Eccerto che mi dispiace che il fallimento politico del Piddì irpino e soprattutto dell’Amministrazione Comunale
della nostra Città chiami a corree (almeno) due donne.
Già, perché il mainstream di genere impone una negatività e una colpa ancor peggiore (se fosse possibile) se a
sbagliare siano le donne, chè l’opinione comune le vuole inesorabilmente incapaci di analisi politica e, quindi, di
soluzione.
(Togliatti diceva: “Se sbagliate l’analisi, sbagliate poi tutto.”)
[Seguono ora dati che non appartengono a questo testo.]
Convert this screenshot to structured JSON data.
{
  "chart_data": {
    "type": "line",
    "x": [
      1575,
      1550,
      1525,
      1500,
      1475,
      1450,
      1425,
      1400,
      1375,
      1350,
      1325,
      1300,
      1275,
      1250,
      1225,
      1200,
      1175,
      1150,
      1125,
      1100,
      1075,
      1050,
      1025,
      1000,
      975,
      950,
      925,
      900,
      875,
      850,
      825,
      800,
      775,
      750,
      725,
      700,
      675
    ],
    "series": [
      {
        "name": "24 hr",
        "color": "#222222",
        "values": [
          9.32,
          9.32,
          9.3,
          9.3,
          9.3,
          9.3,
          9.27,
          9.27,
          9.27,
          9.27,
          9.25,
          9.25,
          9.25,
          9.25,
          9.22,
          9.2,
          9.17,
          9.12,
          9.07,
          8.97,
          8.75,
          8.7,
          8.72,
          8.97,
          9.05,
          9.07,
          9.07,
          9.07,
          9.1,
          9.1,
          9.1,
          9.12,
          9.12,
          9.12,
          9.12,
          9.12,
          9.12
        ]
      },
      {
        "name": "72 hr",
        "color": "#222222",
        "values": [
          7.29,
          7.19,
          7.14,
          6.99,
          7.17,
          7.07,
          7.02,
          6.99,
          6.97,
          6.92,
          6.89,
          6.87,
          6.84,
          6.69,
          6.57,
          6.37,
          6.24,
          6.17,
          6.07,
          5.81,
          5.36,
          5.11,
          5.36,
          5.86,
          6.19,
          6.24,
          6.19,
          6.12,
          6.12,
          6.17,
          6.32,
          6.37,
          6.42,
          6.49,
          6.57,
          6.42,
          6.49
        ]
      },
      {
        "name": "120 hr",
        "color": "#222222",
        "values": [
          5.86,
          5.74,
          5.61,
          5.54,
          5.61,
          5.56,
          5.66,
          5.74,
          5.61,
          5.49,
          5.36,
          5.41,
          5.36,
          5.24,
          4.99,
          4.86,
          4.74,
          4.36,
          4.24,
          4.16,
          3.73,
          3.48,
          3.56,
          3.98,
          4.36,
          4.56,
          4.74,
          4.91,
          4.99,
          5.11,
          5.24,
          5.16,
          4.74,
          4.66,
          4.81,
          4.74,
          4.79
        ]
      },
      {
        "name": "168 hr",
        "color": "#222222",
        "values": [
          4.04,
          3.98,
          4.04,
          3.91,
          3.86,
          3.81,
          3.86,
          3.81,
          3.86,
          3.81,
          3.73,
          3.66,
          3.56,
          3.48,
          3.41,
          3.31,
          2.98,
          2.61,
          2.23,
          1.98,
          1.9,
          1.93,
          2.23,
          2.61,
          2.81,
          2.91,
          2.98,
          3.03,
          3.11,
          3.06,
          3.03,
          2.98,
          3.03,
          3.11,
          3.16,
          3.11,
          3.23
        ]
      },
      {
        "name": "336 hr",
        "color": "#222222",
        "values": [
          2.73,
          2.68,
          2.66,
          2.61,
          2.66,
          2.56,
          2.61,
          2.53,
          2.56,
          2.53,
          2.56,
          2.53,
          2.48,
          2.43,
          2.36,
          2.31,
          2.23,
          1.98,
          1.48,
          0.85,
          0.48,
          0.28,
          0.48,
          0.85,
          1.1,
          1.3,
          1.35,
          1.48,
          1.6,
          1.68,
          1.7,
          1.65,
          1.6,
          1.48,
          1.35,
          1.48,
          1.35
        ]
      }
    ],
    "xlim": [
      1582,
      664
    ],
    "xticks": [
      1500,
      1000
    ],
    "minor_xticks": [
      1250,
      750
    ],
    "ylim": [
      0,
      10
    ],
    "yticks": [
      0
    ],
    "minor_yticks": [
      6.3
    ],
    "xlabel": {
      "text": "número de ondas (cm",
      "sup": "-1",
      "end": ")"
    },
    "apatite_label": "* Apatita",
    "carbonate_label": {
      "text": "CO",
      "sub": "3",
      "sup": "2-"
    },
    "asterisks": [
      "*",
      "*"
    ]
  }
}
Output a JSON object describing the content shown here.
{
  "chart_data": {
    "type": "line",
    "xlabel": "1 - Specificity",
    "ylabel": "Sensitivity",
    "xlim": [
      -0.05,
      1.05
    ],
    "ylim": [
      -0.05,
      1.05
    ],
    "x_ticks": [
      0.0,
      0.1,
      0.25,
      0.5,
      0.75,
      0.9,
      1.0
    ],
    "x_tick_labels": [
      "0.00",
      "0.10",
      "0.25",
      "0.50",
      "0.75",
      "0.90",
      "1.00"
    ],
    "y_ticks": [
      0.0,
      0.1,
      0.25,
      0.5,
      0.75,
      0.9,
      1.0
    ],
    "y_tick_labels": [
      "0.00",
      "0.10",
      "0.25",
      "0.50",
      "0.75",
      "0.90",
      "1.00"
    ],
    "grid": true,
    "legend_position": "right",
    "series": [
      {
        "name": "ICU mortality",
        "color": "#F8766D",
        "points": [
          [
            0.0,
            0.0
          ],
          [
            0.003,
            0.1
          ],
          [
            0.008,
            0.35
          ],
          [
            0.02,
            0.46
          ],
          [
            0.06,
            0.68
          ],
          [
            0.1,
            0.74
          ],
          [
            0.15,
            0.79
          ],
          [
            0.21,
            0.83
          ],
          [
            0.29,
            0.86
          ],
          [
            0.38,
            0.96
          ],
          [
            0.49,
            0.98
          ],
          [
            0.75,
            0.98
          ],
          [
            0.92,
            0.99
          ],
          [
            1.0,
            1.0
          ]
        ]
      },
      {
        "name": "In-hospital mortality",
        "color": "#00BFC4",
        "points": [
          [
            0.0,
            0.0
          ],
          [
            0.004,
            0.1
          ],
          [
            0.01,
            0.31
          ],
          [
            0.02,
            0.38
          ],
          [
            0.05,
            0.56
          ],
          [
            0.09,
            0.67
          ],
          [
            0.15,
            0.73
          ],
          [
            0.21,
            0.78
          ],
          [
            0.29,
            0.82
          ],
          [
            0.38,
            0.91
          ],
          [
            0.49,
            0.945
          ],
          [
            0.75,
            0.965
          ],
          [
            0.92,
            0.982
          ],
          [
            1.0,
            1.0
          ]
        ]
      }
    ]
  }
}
Nel nostro caso—quindi, aggravante!—si tratta di non (voler) analizzare bene all’interno di un orizzonte peraltro di
minime dimensioni, come è l’importanza della nostra Città. Donne o uomini che siano, i nostri politici, o meglio gli
esponenti locali del Piddì.
Diciamocelo pure: noi ci agitiamo e c’indigniamo, scombattiamo (frequentativo d’inutilità celiante del verbo
‘combattere’) e ci rivolgiamo speranzosi ora a questo ora a quel veltro, mostrando meraviglia se questi mitologici e
danteschi animali nati ed allevati in terra irpina, invece che il pelo lucido e folto della gioventù e del vigore, o il
guizzo affascinante della perspicacia cognitiva, si rivelino piccole volpi spelacchiate, a prescindere dall’età
anagrafica e dal genere.
Meschinità? Cazzismo? Paura di perdere?
Chi ha insegnato loro la politica?
“Chi fuor li maggiori tui?”, mi verrebbe (ancora dantescamente) da chiedere. Chi sono stati i loro modelli?
Una volta i ‘comunisti’ studiavano ed erano preparati, ma questi epigoni riformisti? Cosa hanno imparato? Primum
vivere deinde... deinde cosa? La Città per caso? La collettività? Il benessere? La vivibilità? L’ambiente?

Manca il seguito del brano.